KRBP72 eCLIP and partially edited A6 in T. brucei brucei KRBP72 RNAi cells

PCF T. brucei KRBP72-PTP tagged KRBP72 RNAi cell lines were grown in the presence or absence of 4 ug/mL doxycycline for 3 days. RNA was isolated using Trizol followed by phenol/chloroform extraction and ethanol precipitation. RNA samples were treated with DNase and phenol/chloroform extracted and ethanol precipitated. Two biological replicate experiments were performed, and western blot was used to validate the level of KRBP72 knockdown. cDNA was generated from DNase-treated RNA using gene-specific primers.

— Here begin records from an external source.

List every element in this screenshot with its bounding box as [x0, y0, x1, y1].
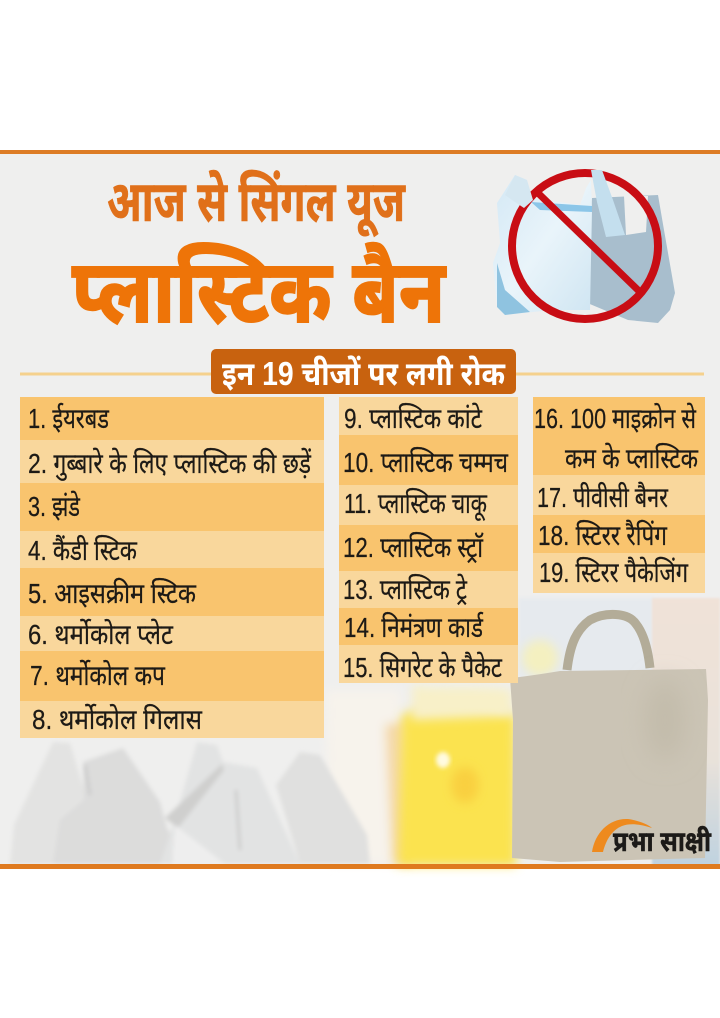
photo: yellow bag	[398, 684, 516, 866]
panel: poster background	[0, 154, 720, 864]
bottom border	[0, 864, 720, 869]
panel: list column 2: 14. निमंत्रण कार्ड	[344, 611, 484, 643]
photo: plastic and cloth bags	[10, 598, 720, 866]
panel: list column 2: 15. सिगरेट के पैकेट	[343, 651, 503, 683]
sub-heading pill: इन 19 चीजों पर लगी रोक	[222, 355, 506, 392]
photo: white plastic bags	[10, 742, 370, 864]
panel: list column 2: 9. प्लास्टिक कांटे	[344, 402, 483, 434]
icon: prohibition sign	[512, 173, 658, 319]
panel: list column 3: 18. स्टिरर रैपिंग	[538, 519, 668, 551]
icon: grey back bag	[585, 195, 675, 323]
panel: list column 1: 1. ईयरबड	[28, 402, 110, 434]
photo: cloth tote bag	[510, 614, 708, 862]
icon: banned plastic bag	[493, 170, 675, 323]
icon: bag handles over sign	[591, 170, 625, 237]
panel: list column 1	[20, 397, 324, 738]
panel: list column 1: 4. कैंडी स्टिक	[28, 534, 137, 566]
panel: list column 1: 5. आइसक्रीम स्टिक	[28, 577, 196, 609]
panel: list column 2: 12. प्लास्टिक स्ट्रॉ	[343, 531, 484, 564]
panel: list column 1: 7. थर्मोकोल कप	[30, 659, 166, 691]
panel: list column 1: 2. गुब्बारे के लिए प्लास्टिक की छड़ें	[28, 447, 312, 481]
divider lines	[20, 372, 704, 376]
panel: list column 2: 11. प्लास्टिक चाकू	[344, 487, 487, 521]
top border	[0, 150, 720, 154]
photo: pale translucent bags	[326, 690, 412, 864]
title line 2: प्लास्टिक बैन	[72, 242, 447, 341]
panel: list column 1: 8. थर्मोकोल गिलास	[32, 703, 203, 735]
panel: list column 3: 17. पीवीसी बैनर	[537, 481, 668, 513]
panel: list column 2: 10. प्लास्टिक चम्मच	[343, 446, 509, 478]
icon: blue front bag	[493, 175, 592, 315]
panel: list column 2: 13. प्लास्टिक ट्रे	[343, 573, 468, 606]
panel: list column 2	[339, 397, 518, 683]
panel: list column 1: 6. थर्मोकोल प्लेट	[28, 618, 174, 650]
title line 1: आज से सिंगल यूज	[107, 169, 406, 238]
logo: Prabha Sakshi	[592, 819, 712, 857]
panel: list column 3	[533, 397, 705, 593]
panel: list column 1: 3. झंडे	[28, 490, 81, 522]
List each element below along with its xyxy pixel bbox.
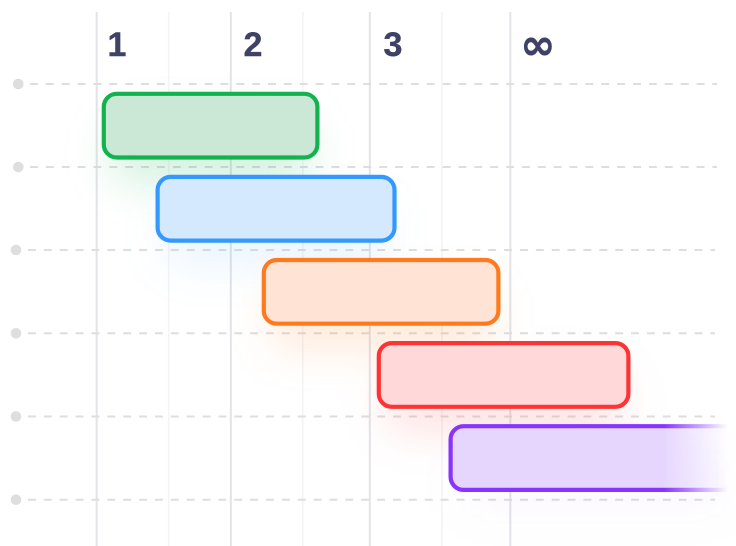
bar: red phase xyxy=(379,343,628,407)
column label: 2: 2 xyxy=(244,26,262,64)
column label: 1: 1 xyxy=(108,26,126,64)
bar: orange phase xyxy=(264,260,498,324)
bar: green phase xyxy=(104,94,317,158)
bar shadow: red xyxy=(387,371,620,431)
bar: purple phase fading out to the right xyxy=(451,426,736,490)
bar shadow: purple xyxy=(459,454,729,514)
bar shadow: green xyxy=(112,122,309,182)
column label: 3: 3 xyxy=(384,26,402,64)
phase bars xyxy=(102,92,726,492)
bar: blue phase xyxy=(158,177,394,241)
bar shadow: blue xyxy=(166,205,386,265)
bar shadow: orange xyxy=(272,288,490,348)
column label: infinity: ∞ xyxy=(520,20,555,68)
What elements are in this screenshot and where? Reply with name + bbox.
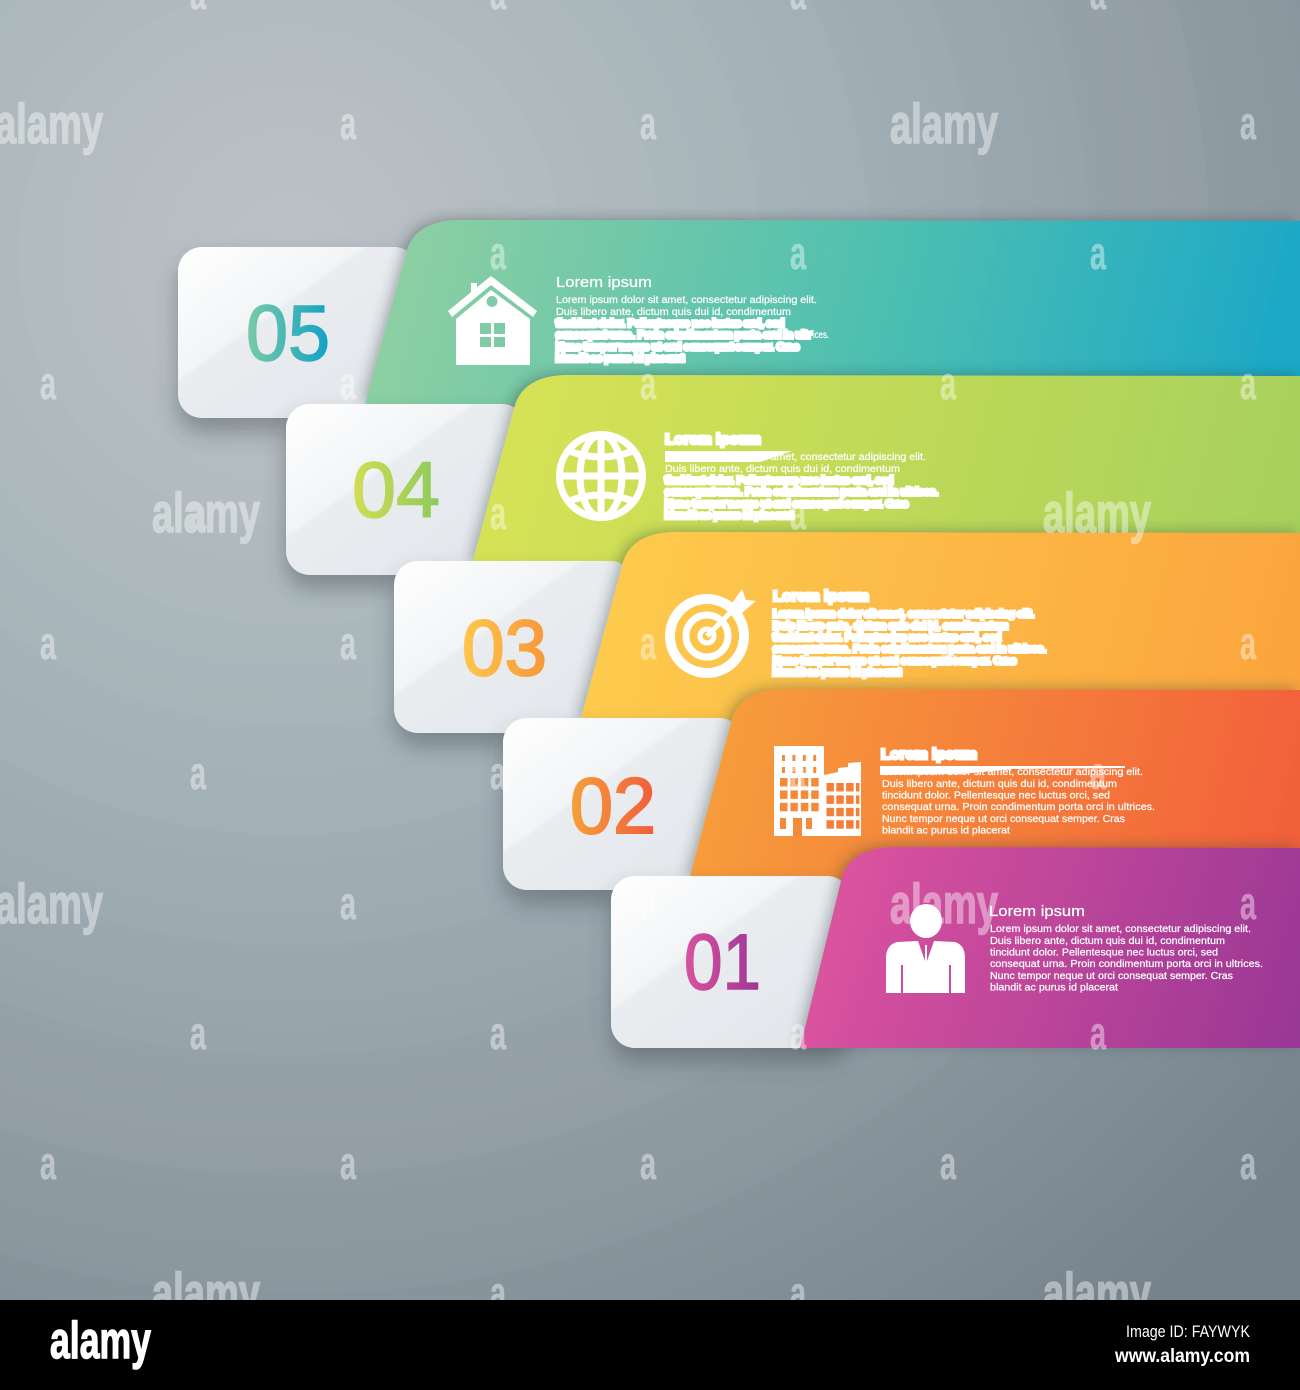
text block 04: Nunc tempor neque ut orci consequat semper. Cras <box>665 498 908 510</box>
watermarks: a <box>190 487 206 539</box>
text block 02: Lorem ipsum dolor sit amet, consectetur adipiscing elit. <box>882 766 1143 778</box>
text block 01: consequat urna. Proin condimentum porta orci in ultrices. <box>990 958 1263 970</box>
watermarks: a <box>790 487 806 539</box>
text block 03: Duis libero ante, dictum quis dui id, condimentum <box>773 620 1008 632</box>
watermarks: a <box>40 1137 56 1189</box>
watermarks: a <box>1090 227 1106 279</box>
watermarks: a <box>190 1007 206 1059</box>
image id: Image ID: FAYWYK <box>1126 1322 1251 1341</box>
watermarks: a <box>1090 1007 1106 1059</box>
footer bar <box>0 1300 1300 1390</box>
watermarks: a <box>340 1137 356 1189</box>
watermarks: a <box>940 1137 956 1189</box>
watermarks: alamy <box>152 1261 260 1324</box>
text block 02: blandit ac purus id placerat <box>882 824 1010 836</box>
text block 01: Lorem ipsum <box>989 903 1085 920</box>
text block 01: Nunc tempor neque ut orci consequat semper. Cras <box>990 970 1233 982</box>
text block 03: blandit ac purus id placerat <box>773 666 901 678</box>
card 01 <box>611 876 851 1048</box>
text block 03 <box>773 588 1046 678</box>
text block 05: tincidunt dolor. Pellentesque nec luctus orci, sed <box>556 318 784 330</box>
watermarks: a <box>790 747 806 799</box>
watermarks: a <box>490 1267 506 1319</box>
watermarks: a <box>640 617 656 669</box>
watermarks: a <box>340 357 356 409</box>
text block 02: tincidunt dolor. Pellentesque nec luctus orci, sed <box>882 790 1110 802</box>
watermarks: a <box>190 747 206 799</box>
band 02 <box>689 689 1300 880</box>
watermarks: a <box>1240 1137 1256 1189</box>
text block 05: blandit ac purus id placerat <box>556 352 684 364</box>
card 05 <box>178 247 418 418</box>
text block 03: Lorem ipsum dolor sit amet, consectetur adipiscing elit. <box>773 608 1034 620</box>
footer logo: alamy <box>50 1312 151 1370</box>
band 03 <box>580 532 1300 722</box>
text block 05: ices. <box>813 329 829 341</box>
watermarks: alamy <box>1043 1261 1151 1324</box>
watermarks: a <box>790 1007 806 1059</box>
text block 04: Lorem ipsum dolor sit amet, consectetur adipiscing elit. <box>665 451 926 463</box>
card 04 <box>286 404 526 575</box>
watermarks: a <box>1090 747 1106 799</box>
watermarks: a <box>490 1007 506 1059</box>
icon: business person <box>886 904 965 993</box>
text block 01: blandit ac purus id placerat <box>990 982 1118 994</box>
text block 04: Lorem ipsum <box>665 431 761 448</box>
text block 02 <box>880 746 1155 836</box>
panel: step 01 <box>611 847 1300 1048</box>
watermarks: a <box>1240 617 1256 669</box>
watermarks: a <box>490 227 506 279</box>
text block 04: consequat urna. Proin condimentum porta orci in ultrices. <box>665 486 938 498</box>
text block 02: consequat urna. Proin condimentum porta orci in ultrices. <box>882 801 1155 813</box>
text block 02: Lorem ipsum <box>881 746 977 763</box>
text block 04: tincidunt dolor. Pellentesque nec luctus orci, sed <box>665 474 893 486</box>
text block 05: Lorem ipsum <box>556 274 652 291</box>
watermarks: alamy <box>1043 481 1151 544</box>
text block 03: Nunc tempor neque ut orci consequat semper. Cras <box>773 655 1016 667</box>
panel: step 05 <box>178 220 1300 418</box>
text block 01 <box>989 903 1263 994</box>
panel: step 02 <box>503 689 1300 890</box>
band 05 <box>365 220 1300 404</box>
text block 04: blandit ac purus id placerat <box>665 510 793 522</box>
watermarks: a <box>640 877 656 929</box>
number 04: 04 <box>352 445 440 534</box>
text block 03: consequat urna. Proin condimentum porta orci in ultrices. <box>773 643 1046 655</box>
text block 03: Lorem ipsum <box>773 588 869 605</box>
text block 05: Lorem ipsum dolor sit amet, consectetur adipiscing elit. <box>556 294 817 306</box>
text block 05 <box>556 274 829 364</box>
icon: globe <box>559 434 643 518</box>
watermarks: alamy <box>890 92 998 155</box>
watermarks: a <box>490 487 506 539</box>
watermarks: a <box>340 97 356 149</box>
watermarks: a <box>40 617 56 669</box>
text block 03: tincidunt dolor. Pellentesque nec luctus orci, sed <box>773 632 1001 644</box>
band 01 <box>800 847 1300 1048</box>
band 04 <box>472 375 1300 564</box>
icon: target <box>670 589 756 673</box>
watermarks: a <box>490 747 506 799</box>
icon: house <box>448 276 537 365</box>
text block 05: Duis libero ante, dictum quis dui id, condimentum <box>556 306 791 318</box>
text block 01: Lorem ipsum dolor sit amet, consectetur adipiscing elit. <box>990 923 1251 935</box>
number 02: 02 <box>570 761 656 850</box>
watermarks: a <box>790 227 806 279</box>
panel: step 04 <box>286 375 1300 575</box>
card 02 <box>503 718 743 890</box>
watermarks: a <box>1240 97 1256 149</box>
text block 05: consequat urna. Proin condimentum porta orci in ultr <box>556 329 812 341</box>
watermarks: alamy <box>152 481 260 544</box>
text block 04: Duis libero ante, dictum quis dui id, condimentum <box>665 463 900 475</box>
website: www.alamy.com <box>1114 1346 1250 1367</box>
watermarks: a <box>790 1267 806 1319</box>
text block 05: Nunc tempor neque ut orci consequat semper. Cras <box>556 341 799 353</box>
watermarks: a <box>640 97 656 149</box>
watermarks: a <box>640 1137 656 1189</box>
text block 04 <box>665 431 938 522</box>
watermarks: a <box>40 357 56 409</box>
panel: step 03 <box>394 532 1300 733</box>
watermarks: a <box>1240 877 1256 929</box>
watermarks: a <box>940 617 956 669</box>
number 05: 05 <box>246 288 330 377</box>
card 03 <box>394 561 634 733</box>
text block 01: Duis libero ante, dictum quis dui id, condimentum <box>990 935 1225 947</box>
watermarks: a <box>940 357 956 409</box>
watermarks: a <box>640 357 656 409</box>
watermarks: a <box>340 617 356 669</box>
text block 01: tincidunt dolor. Pellentesque nec luctus orci, sed <box>990 946 1218 958</box>
icon: office buildings <box>774 746 861 836</box>
text block 02: Duis libero ante, dictum quis dui id, condimentum <box>882 778 1117 790</box>
number 01: 01 <box>684 917 761 1006</box>
text block 02: Nunc tempor neque ut orci consequat semper. Cras <box>882 813 1125 825</box>
number 03: 03 <box>462 603 547 692</box>
watermarks: alamy <box>890 872 998 935</box>
watermarks: a <box>340 877 356 929</box>
watermarks: a <box>1240 357 1256 409</box>
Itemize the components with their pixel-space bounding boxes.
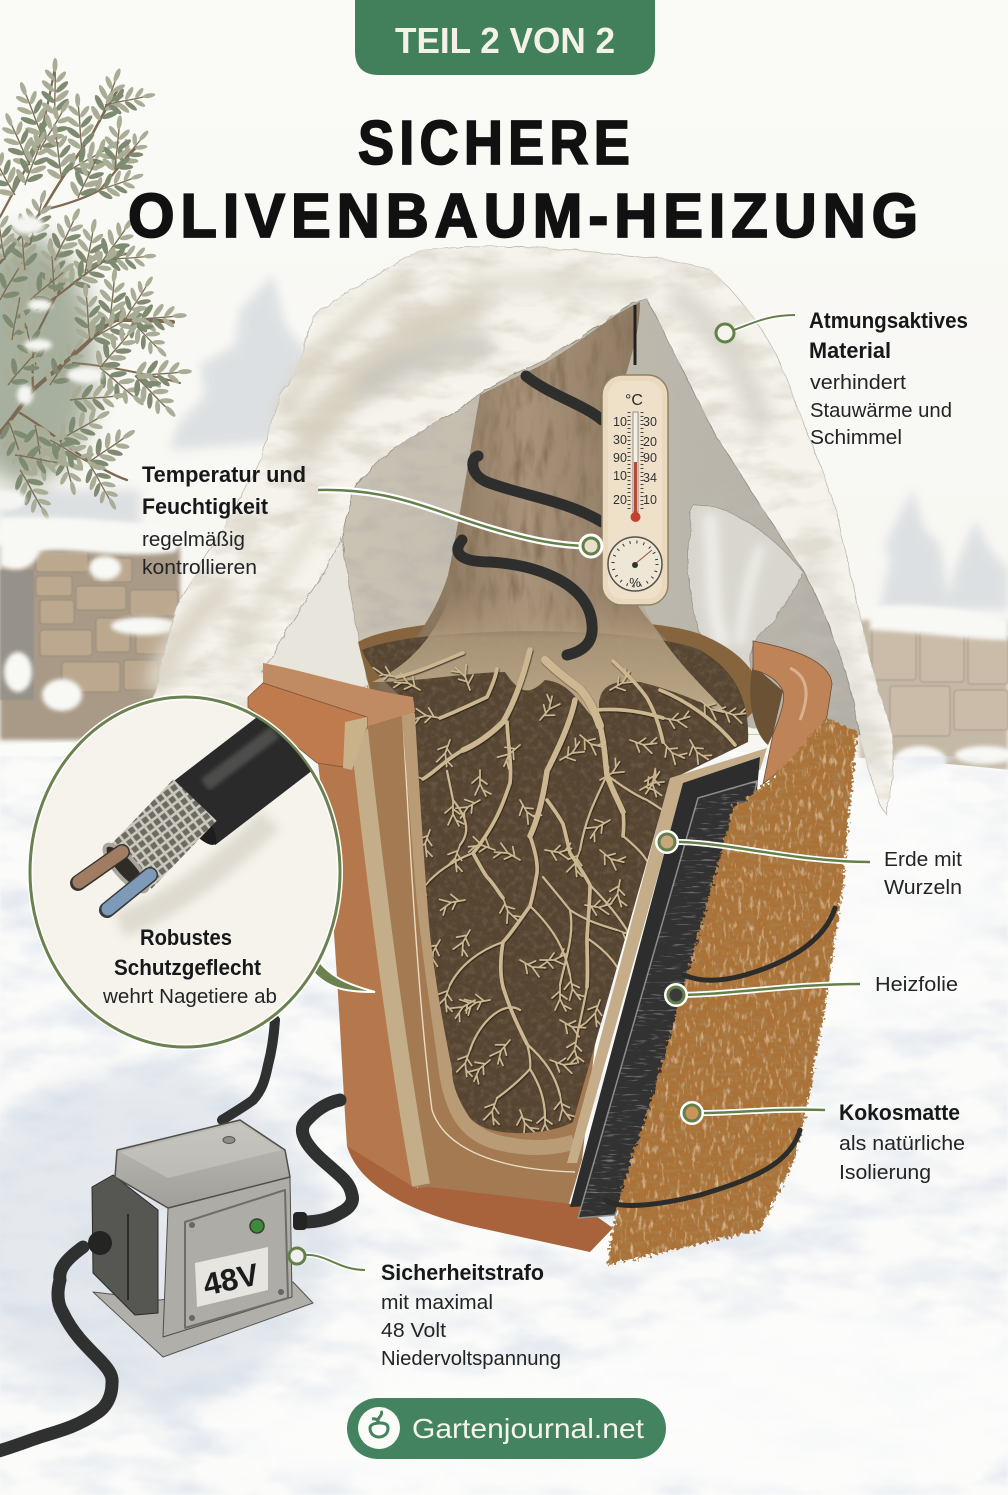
title: OLIVENBAUM-HEIZUNG <box>128 182 924 251</box>
heating foil <box>578 781 757 1218</box>
transformer cables <box>0 1020 352 1452</box>
bubble text: Robustes <box>140 925 232 950</box>
right inner hanging fold <box>689 504 803 712</box>
bubble tail <box>314 957 375 992</box>
heating cable around trunk <box>458 376 602 655</box>
bubble circle <box>30 697 340 1047</box>
pot base band <box>347 1146 613 1252</box>
thermometer: 20 <box>613 493 627 507</box>
cables over mat <box>605 908 835 1205</box>
logo icon <box>358 1407 400 1449</box>
label: Atmungsaktives Material: verhindert <box>810 371 906 394</box>
pot middle layer <box>368 697 600 1207</box>
title <box>128 109 924 251</box>
thermometer: 30 <box>643 415 657 429</box>
label: Sicherheitstrafo: 48 Volt <box>381 1319 446 1342</box>
pot body outer <box>262 700 420 1198</box>
title: SICHERE <box>358 109 635 178</box>
humidity gauge <box>608 537 662 591</box>
snowy ground <box>0 741 1008 1495</box>
fleece cover <box>148 246 893 815</box>
label: Sicherheitstrafo: mit maximal <box>381 1291 493 1314</box>
thermometer: °C <box>625 392 643 409</box>
label: Sicherheitstrafo: Sicherheitstrafo <box>381 1260 544 1285</box>
root flare at trunk base <box>372 590 730 728</box>
top tab: Teil 2 von 2: TEIL 2 VON 2 <box>395 20 615 61</box>
lid <box>115 1120 290 1208</box>
label: Kokosmatte: Kokosmatte <box>839 1100 960 1125</box>
thermometer: 10 <box>613 469 627 483</box>
pot inner tan band <box>408 700 574 1147</box>
olive tree branches <box>0 58 193 527</box>
leader line: Temperatur <box>318 490 601 556</box>
thermometer: 90 <box>613 451 627 465</box>
tan layer right <box>567 748 767 1163</box>
thermometer: 30 <box>613 433 627 447</box>
pot cross-section with soil and roots <box>248 590 748 1252</box>
tree trunk <box>360 302 730 700</box>
fleece inner opening <box>343 299 860 735</box>
label: Atmungsaktives Material <box>809 308 968 449</box>
leader line: Erde <box>657 832 870 862</box>
label: Temperatur und Feuchtigkeit: kontrollieren <box>142 556 257 579</box>
magnifier bubble: Schutzgeflecht <box>30 697 375 1047</box>
thermometer: 10 <box>643 493 657 507</box>
rim tan cut end <box>343 717 367 770</box>
label: Temperatur und Feuchtigkeit: Feuchtigkeit <box>142 494 269 519</box>
black insulation layer <box>570 757 760 1207</box>
top tab: Teil 2 von 2 <box>355 0 655 75</box>
left garden wall <box>0 517 190 740</box>
label: Temperatur und Feuchtigkeit: Temperatur und <box>142 462 306 487</box>
label: Sicherheitstrafo <box>381 1260 561 1370</box>
label: Erde mit Wurzeln <box>884 848 962 899</box>
bubble text: Schutzgeflecht <box>114 955 262 980</box>
label: Sicherheitstrafo: Niedervoltspannung <box>381 1347 561 1370</box>
pot left rim top face <box>263 663 415 726</box>
thermometer: % <box>629 575 641 590</box>
label: Atmungsaktives Material: Stauwärme und <box>810 399 952 422</box>
base plate <box>93 1282 313 1357</box>
label: Erde mit Wurzeln: Wurzeln <box>884 876 962 899</box>
pot right rim <box>750 641 832 784</box>
bubble text <box>102 925 277 1008</box>
footer badge: Gartenjournal.net <box>347 1398 666 1459</box>
roots <box>369 650 748 1137</box>
thermometer <box>602 305 668 605</box>
misty background trees <box>0 275 1008 610</box>
leader line: Kokosmatte <box>682 1103 825 1123</box>
coconut mat <box>607 718 857 1265</box>
right garden wall <box>860 605 1008 774</box>
fleece outer shape <box>148 246 893 815</box>
label: Temperatur und Feuchtigkeit <box>142 462 306 579</box>
bubble text: wehrt Nagetiere ab <box>102 985 277 1008</box>
label: Atmungsaktives Material: Material <box>809 338 891 363</box>
label: Kokosmatte <box>839 1100 965 1184</box>
48V label <box>195 1247 268 1307</box>
label: Atmungsaktives Material: Schimmel <box>810 426 902 449</box>
footer badge: Gartenjournal.net: Gartenjournal.net <box>412 1413 644 1444</box>
soil <box>362 631 748 1133</box>
pot left rim cap <box>248 683 367 768</box>
pot outer tan strip <box>359 730 421 1185</box>
label: Heizfolie: Heizfolie <box>875 973 958 996</box>
thermometer: 10 <box>613 415 627 429</box>
thermometer: 20 <box>643 435 657 449</box>
thermometer: 34 <box>643 471 657 485</box>
leader line: Atmungsaktives Material <box>716 315 795 342</box>
label: Temperatur und Feuchtigkeit: regelmäßig <box>142 528 245 551</box>
label: Kokosmatte: Isolierung <box>839 1161 931 1184</box>
label: Erde mit Wurzeln: Erde mit <box>884 848 962 871</box>
transformer 48V box: 48V <box>200 1257 262 1302</box>
fleece fold shading <box>158 283 878 770</box>
dark side housing <box>92 1175 158 1315</box>
left inner white fold <box>262 538 369 690</box>
thermometer: 90 <box>643 451 657 465</box>
pot back rim <box>358 618 765 720</box>
cable cross-section <box>78 732 300 925</box>
LED <box>250 1219 264 1233</box>
label: Kokosmatte: als natürliche <box>839 1132 965 1155</box>
leader line: Heizfolie <box>666 984 860 1005</box>
front panel <box>163 1177 292 1337</box>
transformer 48V box <box>88 1120 313 1357</box>
label: Atmungsaktives Material: Atmungsaktives <box>809 308 968 333</box>
leader line: Sicherheitstrafo <box>289 1248 365 1270</box>
thermometer body <box>602 375 668 605</box>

将带有KRBP72-PTP标签的布氏锥虫（Trypanosoma brucei）环期（procyclic form, PCF）KRBP72 RNA干扰（RNA interference, RNAi）细胞系，在含有或不含4 μg/mL多西环素的培养基中培养3天。采用Trizol试剂提取总RNA，随后经酚-氯仿抽提与乙醇沉淀完成纯化。所得RNA样品经脱氧核糖核酸酶（Deoxyribonuclease, DNase）处理后，再次进行酚-氯仿抽提与乙醇沉淀。本实验设置两次生物学重复，并通过蛋白质印迹（Western blot）验证KRBP72的敲低水平。以基因特异性引物，将经DNase处理的RNA反转录为互补脱氧核糖核酸（complementary DNA, cDNA）。